Como forma de repensar e reestruturar juridicamente essa lógica de apropriação e subjugação da mulher, surge o constitucionalismo feminista (Barboza, Demetrio, 2019). Esse movimento tem como fundamento a isonomia e os elementos interpretativos na perspectiva de gênero, em que se busca conceber um estado plurinacional, ao se observar que a generalidade e abstração conferida pelos diplomas constitucionais aos sujeitos de direito seguem incorporando valores predominantemente europeus e conservadores, sendo necessário haver a incorporação da perspectiva de sujeitos historicamente à margem dos processos políticos e sociais, a exemplo das mulheres. O atual escopo constitucional que tem como parâmetro uma regulamentação neutra, como se observa no caput do artigo 5° da CF/88, dotada de metafísicas de cunho universal, não impactam em reformas concretas, minimizando a possibilidade do próprio Direito agir como potência (Mirovic, 2019) e capaz de realizar políticas públicas eficazes.

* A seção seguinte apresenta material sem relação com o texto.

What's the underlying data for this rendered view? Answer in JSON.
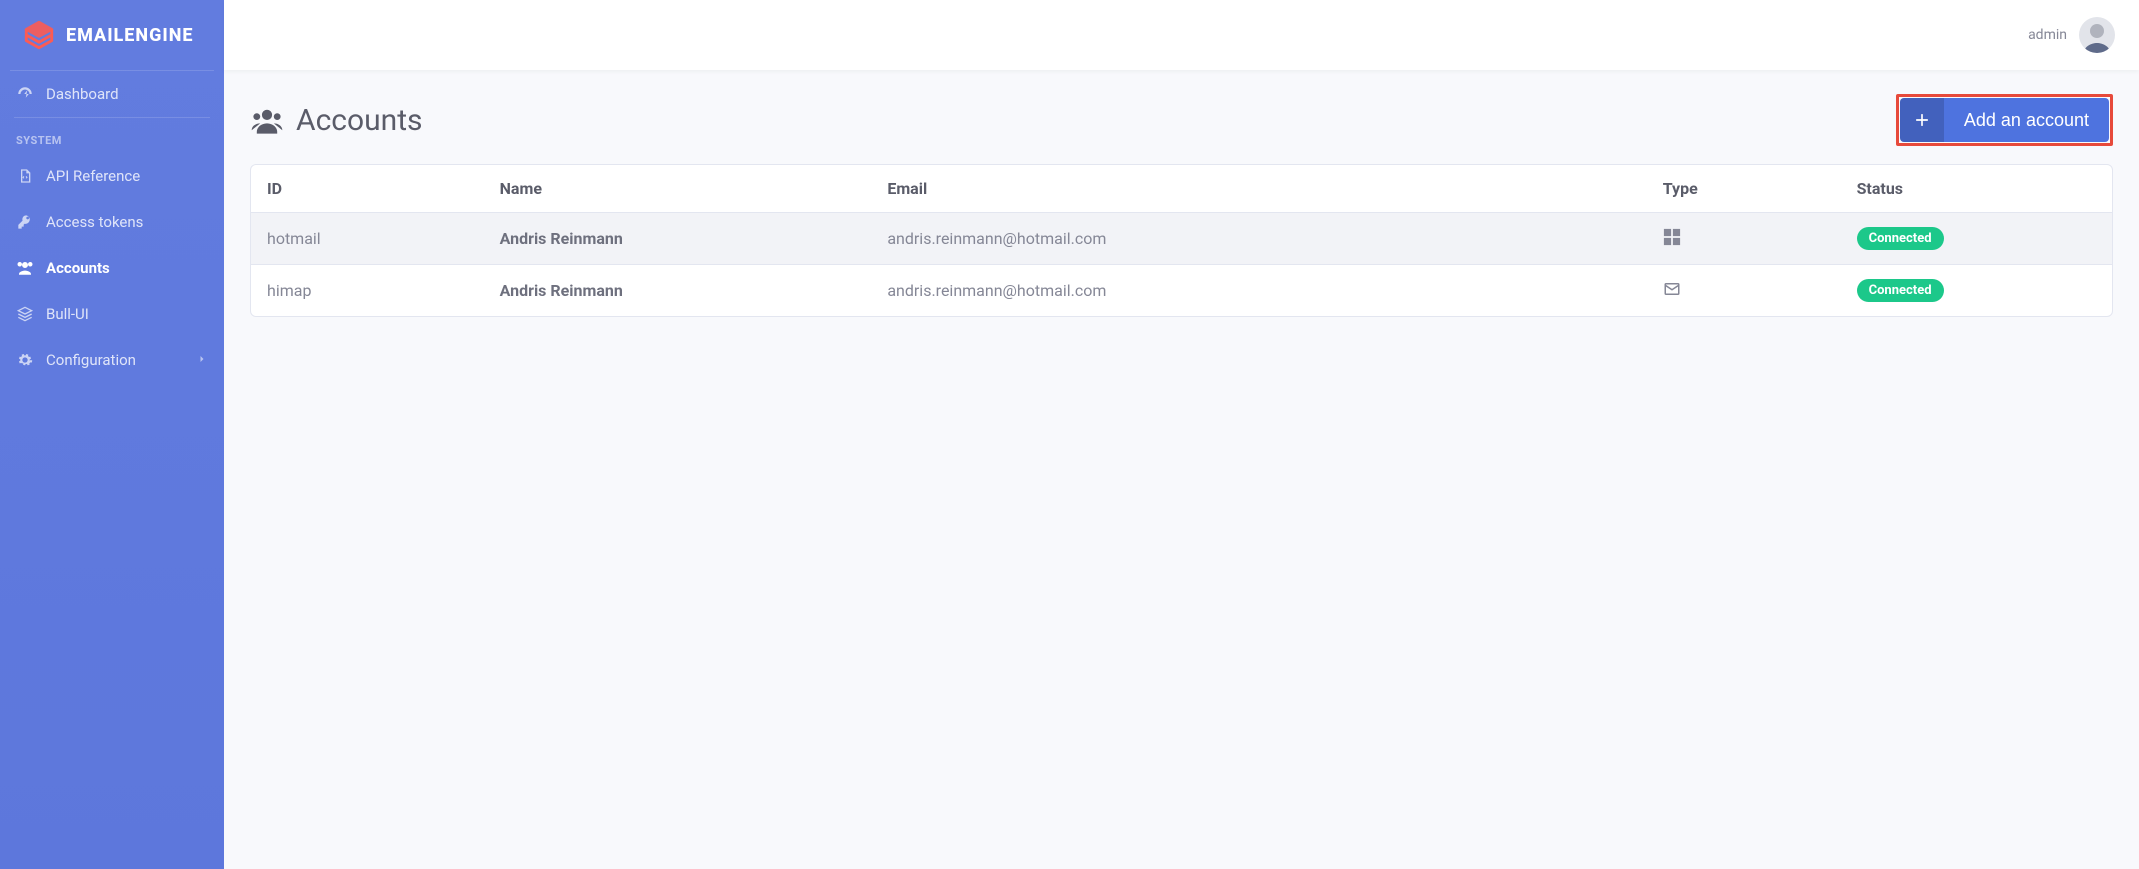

Como terceiro elemento, tem-se a questão racial. Conforme a pesquisa "Nascer no Brasil" (2014), mulheres negras durante a episiotomia [4], tem possibilidade 50% (cinquenta por cento) menor de receber anestesia, além da maior chance de realizar pré-natal inadequado e menor viabilidade de leitos, o que exprime a relação entre violência obstétrica e condutas racistas que potencializam os abusos praticados contra vítimas negras que reúnem elementos de subjugação em relação à raça e gênero.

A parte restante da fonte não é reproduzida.